Saturday, March 8, 2008

A Good Base.

The other night Monkey and I were discussing "tradition." Somehow, as I write that word, Topol's image comes to mind...

Don was saying that David Mamet once wrote about how a marriage won't work unless the ceremony is performed traditionally. What he meant by "tradition," we don't know. Jewish? Catholic? Sikh? Or did he simply mean adhering to the tenets of the tradition at hand. I wish Don could find that book or article so that I could read it for myself for then I could have a shot at deciphering Mamet's words. What I do have, however, is the following passage taken from a 2004 commencement speech Mamet gave at the University of Vermont.

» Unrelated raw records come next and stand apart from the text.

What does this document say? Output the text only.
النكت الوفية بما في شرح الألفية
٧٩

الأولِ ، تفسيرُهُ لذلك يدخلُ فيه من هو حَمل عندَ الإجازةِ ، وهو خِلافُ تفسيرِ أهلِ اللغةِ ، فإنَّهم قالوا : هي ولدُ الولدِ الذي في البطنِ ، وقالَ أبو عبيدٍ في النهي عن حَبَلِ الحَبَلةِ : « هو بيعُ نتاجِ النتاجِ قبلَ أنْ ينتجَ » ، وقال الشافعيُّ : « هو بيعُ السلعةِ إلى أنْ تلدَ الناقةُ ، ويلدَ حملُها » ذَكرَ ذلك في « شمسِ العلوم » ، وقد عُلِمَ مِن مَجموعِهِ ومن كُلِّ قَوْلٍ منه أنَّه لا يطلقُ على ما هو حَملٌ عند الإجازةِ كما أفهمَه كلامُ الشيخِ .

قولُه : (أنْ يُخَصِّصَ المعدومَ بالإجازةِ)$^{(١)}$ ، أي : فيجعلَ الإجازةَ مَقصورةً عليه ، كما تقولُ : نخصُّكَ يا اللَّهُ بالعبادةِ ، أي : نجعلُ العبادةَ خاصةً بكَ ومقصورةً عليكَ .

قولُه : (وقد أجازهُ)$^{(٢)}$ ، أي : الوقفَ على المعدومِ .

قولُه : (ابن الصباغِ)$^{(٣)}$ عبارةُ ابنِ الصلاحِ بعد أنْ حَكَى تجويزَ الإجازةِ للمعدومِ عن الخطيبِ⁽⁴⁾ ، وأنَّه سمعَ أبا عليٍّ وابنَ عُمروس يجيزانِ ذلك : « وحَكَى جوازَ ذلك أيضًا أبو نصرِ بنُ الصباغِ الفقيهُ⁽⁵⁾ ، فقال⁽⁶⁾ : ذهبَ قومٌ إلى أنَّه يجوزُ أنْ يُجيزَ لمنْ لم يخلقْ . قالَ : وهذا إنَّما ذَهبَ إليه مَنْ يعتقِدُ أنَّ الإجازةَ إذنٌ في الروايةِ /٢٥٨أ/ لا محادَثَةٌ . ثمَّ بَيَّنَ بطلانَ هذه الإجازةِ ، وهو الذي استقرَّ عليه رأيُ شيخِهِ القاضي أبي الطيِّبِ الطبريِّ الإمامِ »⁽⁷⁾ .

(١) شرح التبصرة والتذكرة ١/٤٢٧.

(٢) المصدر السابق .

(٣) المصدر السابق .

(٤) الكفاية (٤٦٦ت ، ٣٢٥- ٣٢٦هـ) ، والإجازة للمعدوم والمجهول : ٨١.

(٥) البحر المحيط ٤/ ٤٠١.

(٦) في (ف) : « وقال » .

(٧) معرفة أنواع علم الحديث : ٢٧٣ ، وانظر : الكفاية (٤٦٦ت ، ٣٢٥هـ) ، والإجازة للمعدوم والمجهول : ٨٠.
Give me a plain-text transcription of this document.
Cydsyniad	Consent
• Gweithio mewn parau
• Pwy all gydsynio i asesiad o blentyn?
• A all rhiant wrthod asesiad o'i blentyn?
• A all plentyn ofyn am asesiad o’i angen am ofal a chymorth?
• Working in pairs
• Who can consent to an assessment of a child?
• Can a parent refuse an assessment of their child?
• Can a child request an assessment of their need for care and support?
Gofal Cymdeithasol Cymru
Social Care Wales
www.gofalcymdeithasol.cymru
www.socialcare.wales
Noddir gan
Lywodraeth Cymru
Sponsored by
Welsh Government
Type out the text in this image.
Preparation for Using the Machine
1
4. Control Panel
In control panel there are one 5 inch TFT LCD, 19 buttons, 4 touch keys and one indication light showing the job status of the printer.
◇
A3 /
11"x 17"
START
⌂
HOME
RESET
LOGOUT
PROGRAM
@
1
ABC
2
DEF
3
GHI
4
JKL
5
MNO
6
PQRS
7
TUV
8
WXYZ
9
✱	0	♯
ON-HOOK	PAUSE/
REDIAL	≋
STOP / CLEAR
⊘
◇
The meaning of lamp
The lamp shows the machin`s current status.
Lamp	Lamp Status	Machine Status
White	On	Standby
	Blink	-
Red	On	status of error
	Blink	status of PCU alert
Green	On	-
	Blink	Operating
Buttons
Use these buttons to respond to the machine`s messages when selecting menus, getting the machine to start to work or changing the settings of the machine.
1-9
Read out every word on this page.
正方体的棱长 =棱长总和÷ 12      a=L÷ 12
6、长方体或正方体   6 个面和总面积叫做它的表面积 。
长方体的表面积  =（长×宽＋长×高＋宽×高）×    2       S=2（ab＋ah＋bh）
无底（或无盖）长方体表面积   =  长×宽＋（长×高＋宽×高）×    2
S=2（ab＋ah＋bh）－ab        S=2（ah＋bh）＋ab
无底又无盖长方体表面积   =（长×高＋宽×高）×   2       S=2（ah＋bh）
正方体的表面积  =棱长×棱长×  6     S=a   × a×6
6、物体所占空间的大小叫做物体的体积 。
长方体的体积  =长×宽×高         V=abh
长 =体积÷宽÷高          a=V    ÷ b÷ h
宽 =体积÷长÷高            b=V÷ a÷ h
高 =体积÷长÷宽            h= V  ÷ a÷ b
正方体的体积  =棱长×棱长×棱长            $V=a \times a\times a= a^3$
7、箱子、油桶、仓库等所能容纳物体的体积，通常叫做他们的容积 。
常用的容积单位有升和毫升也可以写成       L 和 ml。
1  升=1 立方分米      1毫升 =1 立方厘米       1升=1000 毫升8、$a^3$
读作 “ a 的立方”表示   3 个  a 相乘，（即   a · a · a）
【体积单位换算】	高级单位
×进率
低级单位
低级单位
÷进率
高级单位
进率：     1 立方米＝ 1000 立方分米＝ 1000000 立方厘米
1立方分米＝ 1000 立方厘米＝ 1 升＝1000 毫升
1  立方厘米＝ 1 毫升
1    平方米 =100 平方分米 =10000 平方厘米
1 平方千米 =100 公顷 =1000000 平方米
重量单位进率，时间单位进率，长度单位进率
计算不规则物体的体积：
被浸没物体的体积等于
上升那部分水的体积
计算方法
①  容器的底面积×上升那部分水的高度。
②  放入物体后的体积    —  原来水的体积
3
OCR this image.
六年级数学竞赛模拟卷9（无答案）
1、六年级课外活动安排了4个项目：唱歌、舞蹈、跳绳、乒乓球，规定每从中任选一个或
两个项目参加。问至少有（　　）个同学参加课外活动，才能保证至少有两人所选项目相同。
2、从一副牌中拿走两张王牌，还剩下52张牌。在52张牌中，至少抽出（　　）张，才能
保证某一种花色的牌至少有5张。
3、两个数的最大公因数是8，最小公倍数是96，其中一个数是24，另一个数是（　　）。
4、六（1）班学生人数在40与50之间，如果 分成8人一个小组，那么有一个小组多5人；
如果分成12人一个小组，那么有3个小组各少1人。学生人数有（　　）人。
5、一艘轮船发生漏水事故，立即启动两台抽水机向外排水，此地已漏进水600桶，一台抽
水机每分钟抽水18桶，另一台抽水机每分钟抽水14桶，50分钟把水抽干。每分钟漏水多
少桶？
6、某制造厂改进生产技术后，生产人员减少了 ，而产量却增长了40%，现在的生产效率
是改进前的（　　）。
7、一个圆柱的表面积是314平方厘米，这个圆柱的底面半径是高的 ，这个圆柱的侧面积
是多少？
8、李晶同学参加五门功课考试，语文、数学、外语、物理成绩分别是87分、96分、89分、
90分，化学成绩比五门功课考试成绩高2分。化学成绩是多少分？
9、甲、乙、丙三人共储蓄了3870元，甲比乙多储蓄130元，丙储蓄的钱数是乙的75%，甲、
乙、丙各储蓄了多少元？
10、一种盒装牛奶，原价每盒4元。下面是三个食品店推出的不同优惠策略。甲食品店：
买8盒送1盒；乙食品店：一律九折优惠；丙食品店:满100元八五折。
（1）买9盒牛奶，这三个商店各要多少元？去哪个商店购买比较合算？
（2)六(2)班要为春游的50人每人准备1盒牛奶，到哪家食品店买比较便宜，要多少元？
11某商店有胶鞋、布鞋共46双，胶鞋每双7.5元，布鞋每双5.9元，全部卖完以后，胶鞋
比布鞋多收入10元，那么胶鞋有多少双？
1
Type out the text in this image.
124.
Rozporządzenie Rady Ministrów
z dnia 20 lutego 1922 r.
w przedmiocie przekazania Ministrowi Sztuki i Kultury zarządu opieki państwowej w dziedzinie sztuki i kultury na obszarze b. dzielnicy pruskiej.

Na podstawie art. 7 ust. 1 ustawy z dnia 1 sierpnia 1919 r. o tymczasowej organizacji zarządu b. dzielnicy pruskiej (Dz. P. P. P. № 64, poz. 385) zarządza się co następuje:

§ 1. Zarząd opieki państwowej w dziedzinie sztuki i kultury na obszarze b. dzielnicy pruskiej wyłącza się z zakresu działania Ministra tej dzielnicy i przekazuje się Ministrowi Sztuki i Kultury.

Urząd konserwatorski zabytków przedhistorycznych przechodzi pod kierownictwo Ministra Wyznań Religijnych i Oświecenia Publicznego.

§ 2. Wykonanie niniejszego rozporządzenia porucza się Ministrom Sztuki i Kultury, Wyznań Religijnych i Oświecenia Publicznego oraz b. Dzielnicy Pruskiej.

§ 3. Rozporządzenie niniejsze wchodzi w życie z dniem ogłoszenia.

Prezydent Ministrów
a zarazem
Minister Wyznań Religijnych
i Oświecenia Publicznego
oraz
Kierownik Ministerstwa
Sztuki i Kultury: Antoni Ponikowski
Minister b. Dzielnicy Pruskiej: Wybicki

Any ceremony insufficiently strict, whose requirements are other than rigorous, and which permits recidivism, is worthless. I cite, for example, the commitment ceremony rather than marriage – these weak ceremonies do not propel the young towards the pursuit of the secret knowledge. We may call this secret knowledge “God,” or, “The mystery of life and death,” or “How to comport oneself honorably in a troubling and confusing world,” or we may call it marriage, or vocation – but the society which kills, in the young, their desire, their necessity of truly matriculating, is wounding them.


I wonder if Mamet is referring to all commitment ceremonies or only those in which the participants could obtain a (state-sanctioned) marriage but, for whatever reason, choose not to. If it's the former, then I'm able to deduce that Mamet believes that commitment ceremonies performed on the behalf of gay and lesbian couples are, as he says, "worthless." However, if it's the latter, it's a different story entirely. But, still, what remains is the concept of "tradition."

I'm more keen on the concept of beshert. If it's meant to be, it's meant to be. And, by extension, if it isn't, it isn't.